Campylobacter merupakan bakteri penyebab kampilobakteriosis. Bakteri ini
ditemukan dalam saluran pencernaan hewan (DOYLE,2004,). Bakteri E. sakazakii
termasuk ke dalam golongan bakteri yang hidup dalam saluran pencernaan
manusia dan hewan (Mc ENTIRE and BUSTA,2004). Shigella spp. merupakan
bakteri patogenik yang dapat mengakibatkan shigellosis (disentri basiler) pada
manusia dan hewan. Shigella berasal dari nama seorang ilmuwan Jepang, Kiyoshi
Shiga, yang pertama kali mengisolasi Shigella dysenteriae tipe 1 pada kasus
epidemik disentri di Jepang pada tahun 1896 (SUPARDI dan SUKAMTO, 1999).
Bakteri E. sakazakii termasuk ke dalam golongan bakteri yang hidup dalam
saluran pencernaan manusia dan hewan (Mc ENTIRE and BUSTA,2004).
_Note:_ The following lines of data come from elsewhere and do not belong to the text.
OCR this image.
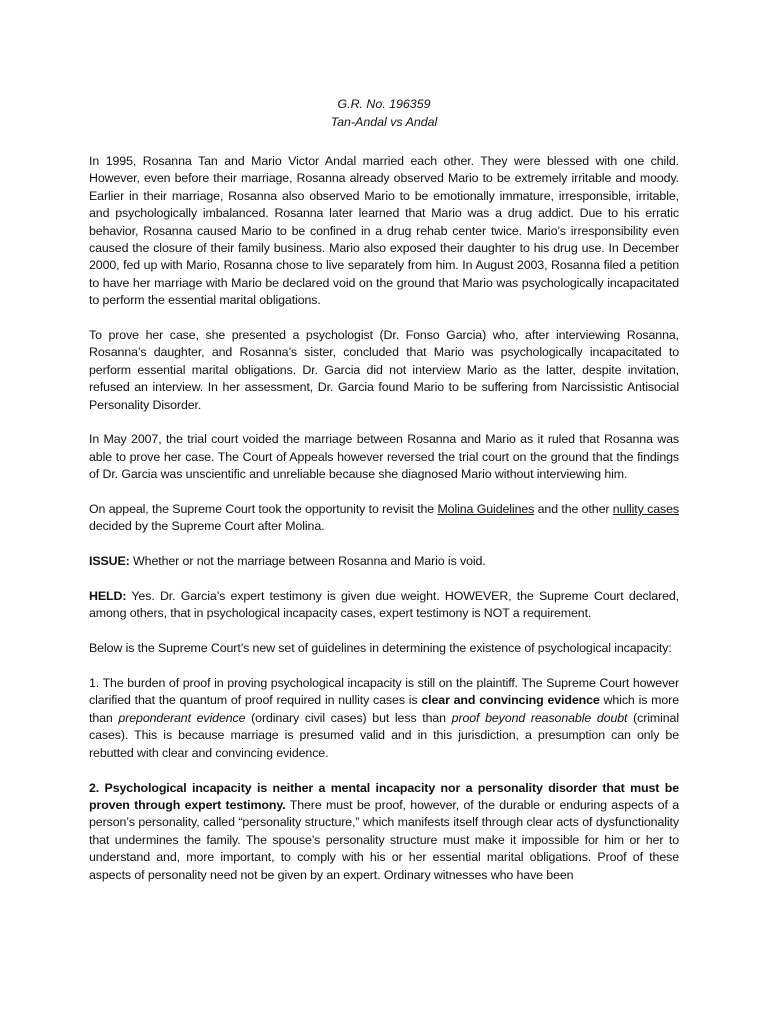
G.R. No. 196359
Tan-Andal vs Andal

In 1995, Rosanna Tan and Mario Victor Andal married each other. They were blessed with one child. However, even before their marriage, Rosanna already observed Mario to be extremely irritable and moody. Earlier in their marriage, Rosanna also observed Mario to be emotionally immature, irresponsible, irritable, and psychologically imbalanced. Rosanna later learned that Mario was a drug addict. Due to his erratic behavior, Rosanna caused Mario to be confined in a drug rehab center twice. Mario’s irresponsibility even caused the closure of their family business. Mario also exposed their daughter to his drug use. In December 2000, fed up with Mario, Rosanna chose to live separately from him. In August 2003, Rosanna filed a petition to have her marriage with Mario be declared void on the ground that Mario was psychologically incapacitated to perform the essential marital obligations.

To prove her case, she presented a psychologist (Dr. Fonso Garcia) who, after interviewing Rosanna, Rosanna’s daughter, and Rosanna’s sister, concluded that Mario was psychologically incapacitated to perform essential marital obligations. Dr. Garcia did not interview Mario as the latter, despite invitation, refused an interview. In her assessment, Dr. Garcia found Mario to be suffering from Narcissistic Antisocial Personality Disorder.

In May 2007, the trial court voided the marriage between Rosanna and Mario as it ruled that Rosanna was able to prove her case. The Court of Appeals however reversed the trial court on the ground that the findings of Dr. Garcia was unscientific and unreliable because she diagnosed Mario without interviewing him.

On appeal, the Supreme Court took the opportunity to revisit the Molina Guidelines and the other nullity cases decided by the Supreme Court after Molina.

ISSUE: Whether or not the marriage between Rosanna and Mario is void.

HELD: Yes. Dr. Garcia’s expert testimony is given due weight. HOWEVER, the Supreme Court declared, among others, that in psychological incapacity cases, expert testimony is NOT a requirement.

Below is the Supreme Court’s new set of guidelines in determining the existence of psychological incapacity:

1. The burden of proof in proving psychological incapacity is still on the plaintiff. The Supreme Court however clarified that the quantum of proof required in nullity cases is clear and convincing evidence which is more than preponderant evidence (ordinary civil cases) but less than proof beyond reasonable doubt (criminal cases). This is because marriage is presumed valid and in this jurisdiction, a presumption can only be rebutted with clear and convincing evidence.

2. Psychological incapacity is neither a mental incapacity nor a personality disorder that must be proven through expert testimony. There must be proof, however, of the durable or enduring aspects of a person’s personality, called “personality structure,” which manifests itself through clear acts of dysfunctionality that undermines the family. The spouse’s personality structure must make it impossible for him or her to understand and, more important, to comply with his or her essential marital obligations. Proof of these aspects of personality need not be given by an expert. Ordinary witnesses who have been
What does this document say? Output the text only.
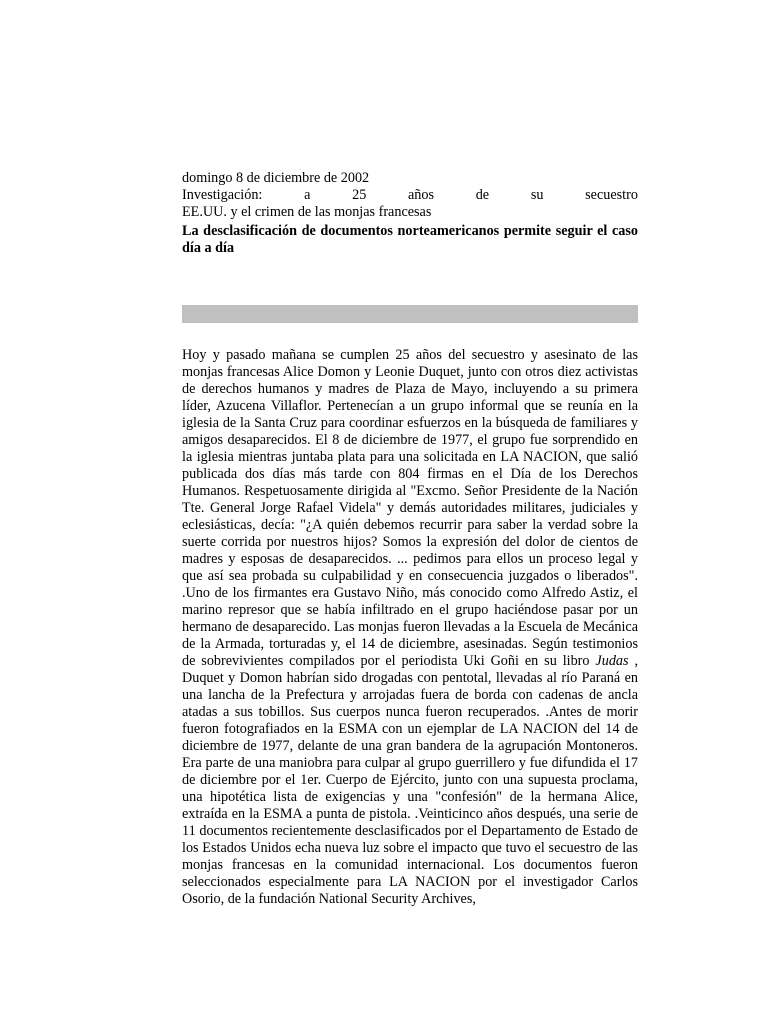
domingo 8 de diciembre de 2002

Investigación:	a	25	años	de	su	secuestro

EE.UU. y el crimen de las monjas francesas

La desclasificación de documentos norteamericanos permite seguir el caso día a día

Hoy y pasado mañana se cumplen 25 años del secuestro y asesinato de las monjas francesas Alice Domon y Leonie Duquet, junto con otros diez activistas de derechos humanos y madres de Plaza de Mayo, incluyendo a su primera líder, Azucena Villaflor. Pertenecían a un grupo informal que se reunía en la iglesia de la Santa Cruz para coordinar esfuerzos en la búsqueda de familiares y amigos desaparecidos. El 8 de diciembre de 1977, el grupo fue sorprendido en la iglesia mientras juntaba plata para una solicitada en LA NACION, que salió publicada dos días más tarde con 804 firmas en el Día de los Derechos Humanos. Respetuosamente dirigida al "Excmo. Señor Presidente de la Nación Tte. General Jorge Rafael Videla" y demás autoridades militares, judiciales y eclesiásticas, decía: "¿A quién debemos recurrir para saber la verdad sobre la suerte corrida por nuestros hijos? Somos la expresión del dolor de cientos de madres y esposas de desaparecidos. ... pedimos para ellos un proceso legal y que así sea probada su culpabilidad y en consecuencia juzgados o liberados". .Uno de los firmantes era Gustavo Niño, más conocido como Alfredo Astiz, el marino represor que se había infiltrado en el grupo haciéndose pasar por un hermano de desaparecido. Las monjas fueron llevadas a la Escuela de Mecánica de la Armada, torturadas y, el 14 de diciembre, asesinadas. Según testimonios de sobrevivientes compilados por el periodista Uki Goñi en su libro Judas , Duquet y Domon habrían sido drogadas con pentotal, llevadas al río Paraná en una lancha de la Prefectura y arrojadas fuera de borda con cadenas de ancla atadas a sus tobillos. Sus cuerpos nunca fueron recuperados. .Antes de morir fueron fotografiados en la ESMA con un ejemplar de LA NACION del 14 de diciembre de 1977, delante de una gran bandera de la agrupación Montoneros. Era parte de una maniobra para culpar al grupo guerrillero y fue difundida el 17 de diciembre por el 1er. Cuerpo de Ejército, junto con una supuesta proclama, una hipotética lista de exigencias y una "confesión" de la hermana Alice, extraída en la ESMA a punta de pistola. .Veinticinco años después, una serie de 11 documentos recientemente desclasificados por el Departamento de Estado de los Estados Unidos echa nueva luz sobre el impacto que tuvo el secuestro de las monjas francesas en la comunidad internacional. Los documentos fueron seleccionados especialmente para LA NACION por el investigador Carlos Osorio, de la fundación National Security Archives,
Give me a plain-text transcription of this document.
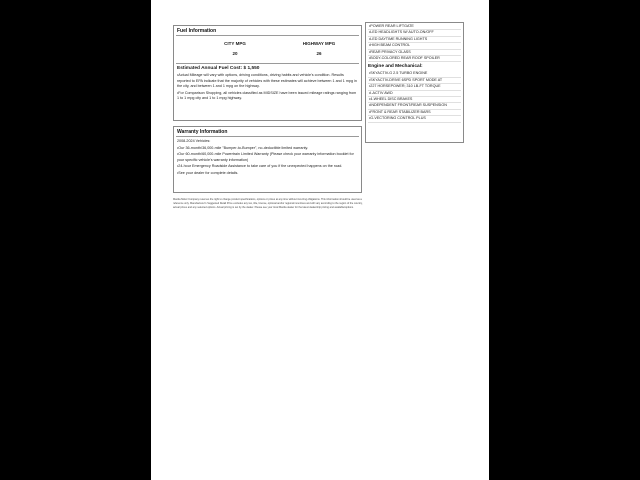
Fuel Information
CITY MPG
20
HIGHWAY MPG
26
Estimated Annual Fuel Cost: $ 1,550

•Actual Mileage will vary with options, driving conditions, driving habits and vehicle's condition. Results reported to EPA indicate that the majority of vehicles with these estimates will achieve between 1 and 1 mpg in the city, and between 1 and 1 mpg on the highway.

•For Comparison Shopping, all vehicles classified as MIDSIZE have been issued mileage ratings ranging from 1 to 1 mpg city and 1 to 1 mpg highway.

Warranty Information

2008-2024 Vehicles:

•Our 36-month/36,000-mile "Bumper-to-Bumper", no-deductible limited warranty.

•Our 60-month/60,000-mile Powertrain Limited Warranty (Please check your warranty information booklet for your specific vehicle's warranty information)

•24-hour Emergency Roadside Assistance to take care of you if the unexpected happens on the road.

•See your dealer for complete details.

Mazda Motor Company reserves the right to change product specifications, options or prices at any time without incurring obligations. This information should be used as a reference only. Manufacturer's Suggested Retail Price excludes any tax, title, license, optional and/or regional incentives and will vary according to the region of the country, actual prices and any selected options. Actual pricing is set by the dealer. Please see your local Mazda dealer for the latest dealership pricing and available/options.
•POWER REAR LIFTGATE
•LED HEADLIGHTS W/ AUTO-ON/OFF
•LED DAYTIME RUNNING LIGHTS
•HIGH BEAM CONTROL
•REAR PRIVACY GLASS
•BODY-COLORED REAR ROOF SPOILER
Engine and Mechanical:
•SKYACTIV-G 2.5 TURBO ENGINE
•SKYACTIV-DRIVE 6SPD SPORT MODE AT
•227 HORSEPOWER; 310 LB-FT TORQUE
•I-ACTIV AWD
•4-WHEEL DISC BRAKES
•INDEPENDENT FRONT/REAR SUSPENSION
•FRONT & REAR STABILIZER BARS
•G-VECTORING CONTROL PLUS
Prinsip dari metode hitungan cawan atau Total Plate Count (TPC) adalah
menumbuhkan sel mikroorganisme yang masih hidup pada media agar, sehingga
mikroorganisme akan berkembang biak dan membentuk koloni yang dapat dilihat
langsung dan dihitung dengan mata tanpa menggunakan mikroskop. Metode ini
merupakan metode yang paling sensitif untuk menentukan jumlah
mikroorganisme.Dengan metode ini, kita dapat menghitung sel yang masih hidup,
menentukan jenis mikroba yang tumbuh dalam media tersebut serta dapat
mengisolasi dan mengidentifikasi jenis koloni mikroba tersebut (Hadieoetomo,
1993).
Total Plate Count adalah semua koloni yang tumbuh pada media NA Jumlah
koloni bakteri yang dihitung pada cawan petri adalah berjumlah antara 25-250
koloni. Setelah itu jumlah yang diperoleh dikalikan dengan pengencerannya. Cara
perhitungan TPC yaitu : Jumlah bakteri pada cawan petri x 1/ faktor pengenceran.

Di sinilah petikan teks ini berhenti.